I’d like to preface this with an open encouragement for people who find my behaviour uncomfortable to simply block me. I will most likely block people who post "vol"cel police from now on, because it triggers my queer trauma.
I’m motivated to write this after I went around my apartment hiding my fairy lights, my fuzzy bathroom rug, my flower scented deodorant and other stuff which might out me as gay to the workers who will come today to install my Internet and lamps. I do not want to risk getting attacked or having someone sabotage my home due to homophobia.
The society hates queer sexualities. They want us neutered or at the very least scared into silence. There is no "vol"cel police when it’s not voluntary. And memeing queer people into silence about our sexualities if frankly homophobic and I have to get it off my chest, because it’s eating me up and perhaps other people too who may lack the ability to articulate it or are scared to speak up in fear of repreccussions.
I am queer. My sexuality is queer. I am an ally to ace people and if they find my queer behaviour uncomfortable, I’m happy for them to block me. But I also identified as ace incorrectly for myself, because I was so systematically stigmatized for it my depression and fear were neutering me. I will not be silenced. I went to liberal “queer” spaces where I had my very tame messages banned, I literally had “tfw no top bf” banned in a space which wasn’t designated for minors, because “top refers to a sexual position”. My queer sexuality is a sexuality. I find cocks and balls hot. I am not sorry for that, even though my first instinct was to write “sorry” after that statement. I’ve been apologizing for my existence my entire life, still do, but I know I shouldn’t and I feel really bad having to explain this in a supposedly queer friendly space. Again, if my open queerness makes you uncomfortable, use the block button. You can literally use one click not to see me.
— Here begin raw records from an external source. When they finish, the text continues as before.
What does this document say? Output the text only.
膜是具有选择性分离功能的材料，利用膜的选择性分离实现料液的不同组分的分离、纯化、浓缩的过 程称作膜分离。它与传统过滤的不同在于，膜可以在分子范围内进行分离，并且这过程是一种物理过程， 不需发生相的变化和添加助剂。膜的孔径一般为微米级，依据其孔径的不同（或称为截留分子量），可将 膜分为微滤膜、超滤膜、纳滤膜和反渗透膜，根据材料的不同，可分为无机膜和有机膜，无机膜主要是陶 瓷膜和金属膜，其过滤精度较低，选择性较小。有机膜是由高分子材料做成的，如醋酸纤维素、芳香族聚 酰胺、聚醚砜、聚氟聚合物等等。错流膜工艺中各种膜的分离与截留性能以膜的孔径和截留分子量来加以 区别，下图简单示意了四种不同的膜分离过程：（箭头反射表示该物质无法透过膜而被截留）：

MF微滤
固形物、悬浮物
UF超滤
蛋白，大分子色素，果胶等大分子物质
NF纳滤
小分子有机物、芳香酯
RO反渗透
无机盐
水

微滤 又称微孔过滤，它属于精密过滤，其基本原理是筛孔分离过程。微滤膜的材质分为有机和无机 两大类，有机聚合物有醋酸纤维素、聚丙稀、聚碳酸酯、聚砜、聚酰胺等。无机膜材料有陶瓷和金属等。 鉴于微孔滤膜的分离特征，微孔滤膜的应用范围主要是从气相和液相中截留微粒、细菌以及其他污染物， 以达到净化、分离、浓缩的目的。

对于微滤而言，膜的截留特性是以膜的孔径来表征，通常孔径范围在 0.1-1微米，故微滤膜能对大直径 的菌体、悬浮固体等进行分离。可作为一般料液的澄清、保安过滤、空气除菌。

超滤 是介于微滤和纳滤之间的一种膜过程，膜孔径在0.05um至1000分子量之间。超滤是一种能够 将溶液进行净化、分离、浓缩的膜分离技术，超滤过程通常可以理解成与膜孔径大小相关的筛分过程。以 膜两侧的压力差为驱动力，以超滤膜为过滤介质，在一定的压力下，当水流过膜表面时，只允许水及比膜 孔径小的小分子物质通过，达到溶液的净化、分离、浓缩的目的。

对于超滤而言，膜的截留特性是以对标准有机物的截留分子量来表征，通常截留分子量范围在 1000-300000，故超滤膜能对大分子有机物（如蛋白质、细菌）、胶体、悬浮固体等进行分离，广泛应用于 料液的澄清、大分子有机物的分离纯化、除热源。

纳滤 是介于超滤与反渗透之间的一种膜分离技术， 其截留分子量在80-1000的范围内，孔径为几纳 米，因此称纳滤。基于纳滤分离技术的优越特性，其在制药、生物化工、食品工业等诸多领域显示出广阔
It’s as easy as this. But don’t you dare to silence my queerness. Yes, it’s sexual. No, again, I will not apologize for it. Hell, literally all of the posts I’ve made which received the volcel police response were made with 0 horny. I go years without feeling any kind of horny from exhaustion, depression and fear. I got scared out of my home by homophobes, got kicked out by homophobes, very likely got denied housing by homophobes who merely will not tell me the reason. I am visibly queer. People can tell hearing me speak, seeing me move, seeing how I look like, including my anatomy. I’m not here to discuss the prejudice people face based on looks. It’s just how it is. The prejudice I experience isn’t based off of gender roles. It’s based off of homophobia. Homophobes can tell us and will act upon them identifying us. Sometimes their identification is misplaced, but they act upon it all the same. They don’t care if you’re a masc gay. They hate you for being gay. Gayness or queerness is the true reason behind the hatred. And I will not hide mine nor be gaslight into hiding it by homophobia disguised as a meme.
Sorry if you make a response and I cannot respond. The mobile data is very low, but I’m supposed to get the normal Internet today.
I wish all unapologetic queer people a very good day and homophobes hiding behind memes a very mediocre day. If you try to gaslight me, I will probably just block you, because I’m tired of homophobes thinking they’re hiding when they’re in plain sight.